The Daredevil cliffs rise vertically from the beach. The beach slopes gently at an angle of 3 feet from the horizontal. Laying at the water's edge, 50 feet from the base of the cliff, you determine your position, and a straight line to the top of the cliff creates an angle of 70 degrees with the line to the base of the cliff.

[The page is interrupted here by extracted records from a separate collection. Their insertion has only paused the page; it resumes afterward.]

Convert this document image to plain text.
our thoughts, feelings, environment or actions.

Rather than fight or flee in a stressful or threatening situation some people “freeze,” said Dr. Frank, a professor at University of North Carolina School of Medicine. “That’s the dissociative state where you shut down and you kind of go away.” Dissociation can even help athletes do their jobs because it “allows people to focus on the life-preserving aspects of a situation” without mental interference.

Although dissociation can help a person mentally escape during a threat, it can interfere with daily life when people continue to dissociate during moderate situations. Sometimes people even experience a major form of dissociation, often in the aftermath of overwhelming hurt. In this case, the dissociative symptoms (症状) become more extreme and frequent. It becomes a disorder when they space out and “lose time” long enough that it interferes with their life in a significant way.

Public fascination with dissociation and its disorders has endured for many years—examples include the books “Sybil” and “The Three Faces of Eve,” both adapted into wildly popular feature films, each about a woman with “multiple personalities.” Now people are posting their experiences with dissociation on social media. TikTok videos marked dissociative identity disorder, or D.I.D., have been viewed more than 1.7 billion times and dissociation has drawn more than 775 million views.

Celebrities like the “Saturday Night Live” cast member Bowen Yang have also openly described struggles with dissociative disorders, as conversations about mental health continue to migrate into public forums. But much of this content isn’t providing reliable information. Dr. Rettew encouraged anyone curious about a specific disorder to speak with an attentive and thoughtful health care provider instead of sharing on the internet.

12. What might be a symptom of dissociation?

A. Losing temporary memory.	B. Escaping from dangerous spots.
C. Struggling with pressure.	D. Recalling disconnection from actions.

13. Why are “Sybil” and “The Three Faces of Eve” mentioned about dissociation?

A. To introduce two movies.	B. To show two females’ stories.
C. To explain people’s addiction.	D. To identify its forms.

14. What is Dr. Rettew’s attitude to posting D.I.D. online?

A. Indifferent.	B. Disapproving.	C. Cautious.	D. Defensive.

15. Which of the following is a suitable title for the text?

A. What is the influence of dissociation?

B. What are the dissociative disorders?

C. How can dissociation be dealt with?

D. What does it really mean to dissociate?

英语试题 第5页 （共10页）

How high is the daredevil cliff?

Answer 1

160.70 ft. ( approx )

Explanation:

Let AB represents the cliff, C represents Scott's position,

Then according to the question,

m∠ABC = 93°, ( because beach slopes gently at an angle of 3 feet from the horizontal )

m∠ACB = 70°,

BC = 50 ft,

∵ The sum of all interior angles of a triangle is 180°,

i.e. m∠ABC + m∠ACB + m∠BAC = 180°,

⇒ 93° + 70° + m∠BAC = 180°,

⇒ m∠BAC = 180° - 163° = 17°,

By the law of sine,

`(\sin A)/(BC)=(\sin C)/(AB)`

`(\sin 17^(\circ))/(50)=(\sin 70^(\circ))/(AB)`

`\implies AB = (50 sin 70^(\circ))/(sin 17^(\circ))\approx 160.70`

Hence, daredevil cliff is approximately 160.70 ft.